We have learned from Doctor Oz and Doctor Fauci that patients with co-morbidities do not do well with the COVID virus. If we add older age, their chance of dying increases astronomically. When I hear the patient tell me they have asthma, diabetes or heart disease I know, no matter how the patient looks, I must be conservative towards admission. Patients like this deteriorate in minutes and intubation at my place is done rarely and has a danger in itself. Better to get a 911 ambulance to send them to a teaching hospital as a “just in case.” But this is Boston and it is 2:39 in the morning. Ambulances can take three to four hours to show up. If the patient crashes will I be able to stabilize the situation? Another gray hair under my cap appears.

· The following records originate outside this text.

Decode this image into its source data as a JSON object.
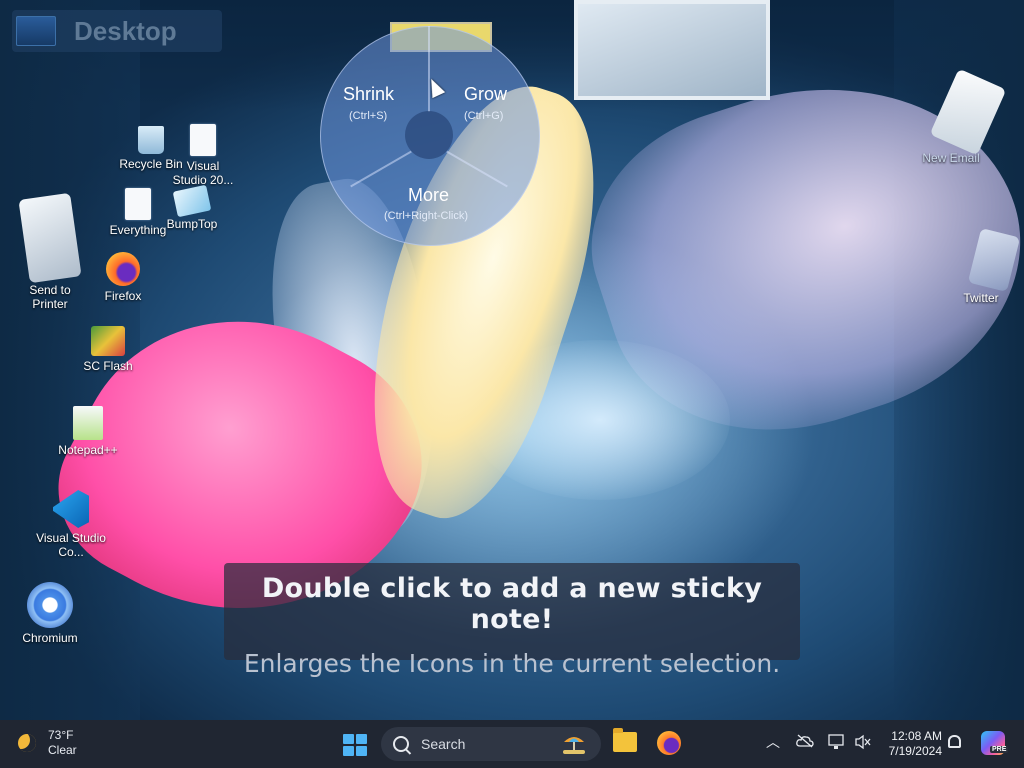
{
  "desktop": {
    "title": "Desktop",
    "pie_menu": {
      "shrink_label": "Shrink",
      "shrink_shortcut": "(Ctrl+S)",
      "grow_label": "Grow",
      "grow_shortcut": "(Ctrl+G)",
      "more_label": "More",
      "more_shortcut": "(Ctrl+Right-Click)"
    },
    "icons": {
      "recycle_bin": "Recycle Bin",
      "visual_studio_20": "Visual Studio 20...",
      "everything": "Everything",
      "bumptop": "BumpTop",
      "firefox": "Firefox",
      "send_to_printer": "Send to Printer",
      "sc_flash": "SC Flash",
      "notepadpp": "Notepad++",
      "visual_studio_code": "Visual Studio Co...",
      "chromium": "Chromium",
      "new_email": "New Email",
      "twitter": "Twitter"
    },
    "tooltip": {
      "line1": "Double click to add a new sticky note!",
      "line2": "Enlarges the Icons in the current selection."
    }
  },
  "taskbar": {
    "weather_temp": "73°F",
    "weather_condition": "Clear",
    "search_placeholder": "Search",
    "time": "12:08 AM",
    "date": "7/19/2024",
    "copilot_badge": "PRE",
    "accent_color": "#4fb4f5"
  }
}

Last, but should be first, the lung sounds. Crackly, rice crispy sounds when I listen with my stethoscope means there is a pneumonia and in this case probably a COVID pneumonia. An X-ray tells me if the pneumonia is in one or both lungs. I call my findings fluffy bilateral infiltrates making it sound like a friendly bunny. In reality it is a rabid rabbit. This finding is what keeps the lung from supplying the body with oxygen and causing death. If it is COVID, treatment so far is to get the oxygen levels up … somehow. As I sweat under my gown, gloves and goggles made foggy by my breath, I wonder if this is the patient I’ll have to intubate, mostly by myself with minimal help and a good chance of failure or can I put the patient on his or her stomach with an oxygen mask and pray the ambulance gets here in time. These are the times I wish I had retired early or taken an easier road like being a lawyer. Lawyers make money from ending calamity. I have to do my best to make sure the calamity never starts.
In any case I wonder what happened to the easy times when it was stubbed toes, runny noses and the occasional chest pain.
Dr. Irv Danesh writes from Marblehead.